Block SearchDataset not found

Example(s)

  • Create a SearchDataSet Block.
  • Set dataset_id to your target dataset's UUID.
  • Provide query: "machine learning algorithms".
  • The Block will return items that semantically match the search query.

Example 2: Search with filtering

  • Create a SearchDataSet Block.
  • Set dataset_id to your dataset's UUID.
  • Provide query: "data science".
  • Set filter to "Type = 'Document' AND createdAt >= '2023-01-01'".
  • The Block will search for "data science" content but only return documents created after 2023.
  • Create a SearchDataSet Block.
  • Provide query as a list: ["artificial intelligence", "neural networks", "deep learning"].
  • The Block will search for all three terms and return deduplicated results.

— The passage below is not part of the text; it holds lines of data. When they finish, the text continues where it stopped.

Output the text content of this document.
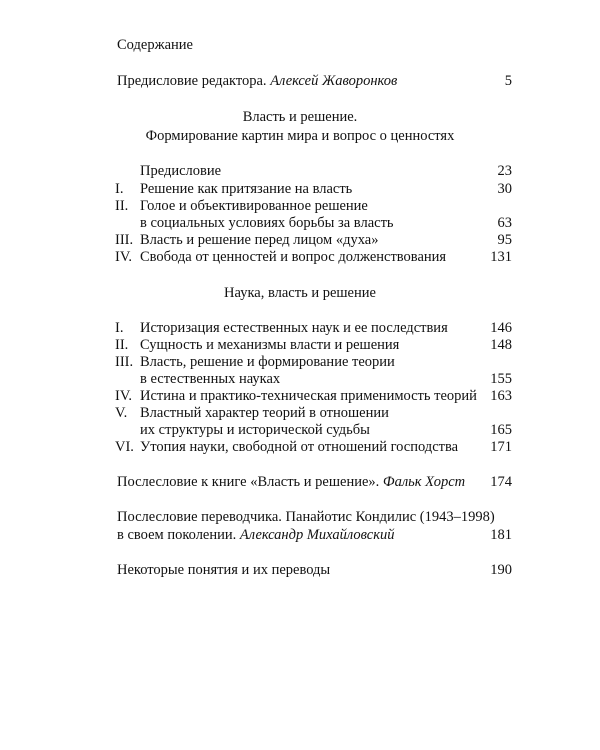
Содержание
Предисловие редактора. Алексей Жаворонков	5
Власть и решение.
Формирование картин мира и вопрос о ценностях
Предисловие	23
I. Решение как притязание на власть	30
II. Голое и объективированное решение
в социальных условиях борьбы за власть	63
III. Власть и решение перед лицом «духа»	95
IV. Свобода от ценностей и вопрос долженствования	131
Наука, власть и решение
I. Историзация естественных наук и ее последствия	146
II. Сущность и механизмы власти и решения	148
III. Власть, решение и формирование теории
в естественных науках	155
IV. Истина и практико-техническая применимость теорий 163
V. Властный характер теорий в отношении
их структуры и исторической судьбы	165
VI. Утопия науки, свободной от отношений господства	171
Послесловие к книге «Власть и решение». Фальк Хорст	174
Послесловие переводчика. Панайотис Кондилис (1943–1998)
в своем поколении. Александр Михайловский	181
Некоторые понятия и их переводы	190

Example 4: Complex filtered search with pagination

  • Create a SearchDataSet Block.
  • Provide query: "quarterly report".
  • Set filter to "(Department = 'Finance' OR Department = 'Sales') AND Status = 'Published'".
  • Set skip to 10 and take to 20.
  • The Block will return items 11-30 matching both the search and filter criteria.

Error Handling

  • If the Block is used outside of a workspace context, it will raise an exception.
  • If no dataset_id is provided or the dataset is not found in the workspace, it returns an empty list.
  • Empty query lists will return an empty result list.
  • Invalid SQL syntax in filter expressions will raise appropriate parsing errors.

FAQ

How does semantic search work?

The Block performs semantic/vector search on the indexed content of dataset items. It finds items that are conceptually similar to your query, not just exact text matches. This means searching for "car" might also find items about "automobile" or "vehicle".

Can I search multiple queries at once?

Yes! You can provide either: - A single query string: "search term" - A list of queries: ["term1", "term2", "term3"]

When using multiple queries, the Block automatically deduplicates results.

What's the difference between SearchDataSet and GetDataSet?
  • SearchDataSet: Performs semantic/full-text search first, then applies filters
  • GetDataSet: Only filters based on exact property matches without search

Use SearchDataSet when you need to find content by meaning, and GetDataSet when you know exact property values.

What SQL operators are supported in filters?

Same as GetDataSet: - Comparison: =, !=, <>, >, >=, <, <= - IN operator: Type IN ['Document', 'Image', 'Video'] - NULL checks: Description = null, Tags != null - Logical: AND, OR, with parentheses for grouping

How are results ordered?

Results are ordered by relevance to the search query. The most semantically similar items appear first. When using multiple queries, items matching earlier queries may appear before items matching later queries, though deduplication ensures each item appears only once.